6. The date, when by Statute accordingly this revenue was considered in arrear, was the 1st July 1902. At what date was default made in paying that arrear of revenue, so as to entitle a sale of the estate to be made? This, which appears to their Lordships to be the real question in the case, is clearly answered by the Act of 1859 itself and by the notification which followed thereon. By Section 3 of the Act, 'The Board of Revenue at Calcutta shall determine upon what dates all arrears of revenue and all demands which by the Regulations and Acts in force are directed to be realised in the same manner as arrears of revenue, shall be paid up in each district under their jurisdiction, in default of which payment the estates in arrear in those districts, except as hereinafter provided, shall be sold at public auction to the highest bidder.' In compliance with this section, the Board of Revenue on the 6th October 1871 made and duly published a notification that it:-
Has determined and fixed the 28th June of each respective year as the latest date of payment of the rents of all description of tenures in Khas Mahal Pancbannagram, in default of which payment on or previous to that date, tenures in arrears in that Mahal will be sold at public auction to the highest bidder.

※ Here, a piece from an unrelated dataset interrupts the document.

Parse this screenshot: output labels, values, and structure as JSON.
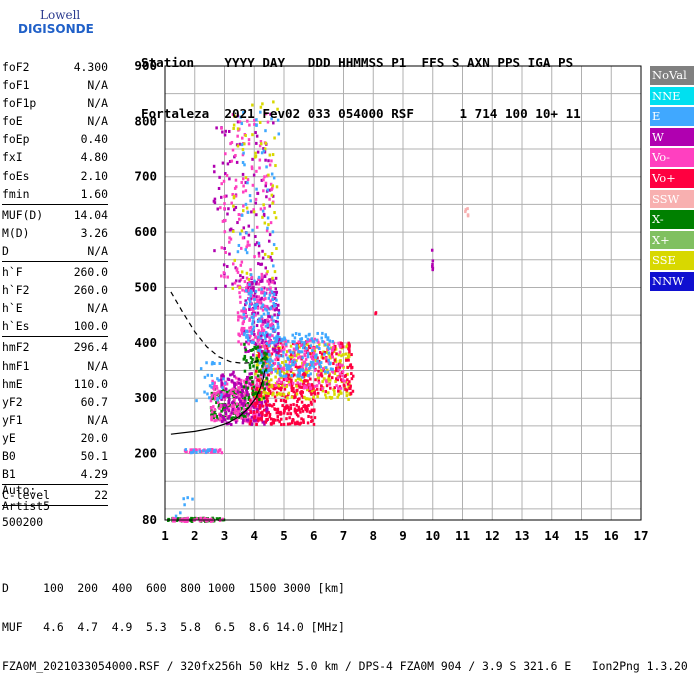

7. Bearing in mind that the whole provisions with regard to sales are, in the language of Lord Watson, 'framed upon the express footing that they are to be applicable to the sale of estates which are in arrear of duty,' and that this tenure could not be considered in arrear until the 1st July 1902, it appears fairly clear that the 28th June, 1903, is the first date under the proclamation and the Statute when there has arisen such a default as would enable that ' tenure in arrears' to be sold. It so happens that the payment in the present case is not a monthly, but an annual payment, and it further happens that the payment fell to be made on the 28th June 1902. The Statute having by plain implication forbidden the estate to be considered in arrear until the 1st July, it appears to follow that the date fixed as that on which tenures in arrear will be sold must be the succeeding 28th June, namely, in the year 1903. This estate, however, was sold in the previous month of March, and their Lordships agree with the view of the Subordinate Judge in thinking that the sale is accordingly invalid. In the language of the learned Judge :-
The Board of Revenue are required, under Section 3 of the Act, to determine on what date arrears of revenue shall be paid up, in default of which payment the estates in arrear shall be sold at public auction.
8. Their Lordships agree with the view that the notification must, having regard to this section of the Statute which authorised it, be applied to the present estate as fixing the 28th June 1903 as the date on which, if the arrears are not paid up, the estate can be sold. If, in cases such as the present, this holds up the power of sale until nearly a year's revenue stands in arrear, that matter, including the question whether more than one date for payment of arrears should be set up as periods of default, is one for the consideration of the Legislature and the Board of Revenue.
9. Their Lordships will humbly advise His Majesty that the appeals should be allowed, the judgments and decrees of the High Court reversed, and those of the Subordinate Judge restored, the costs of the suit and of the appeal being borne by the respondent.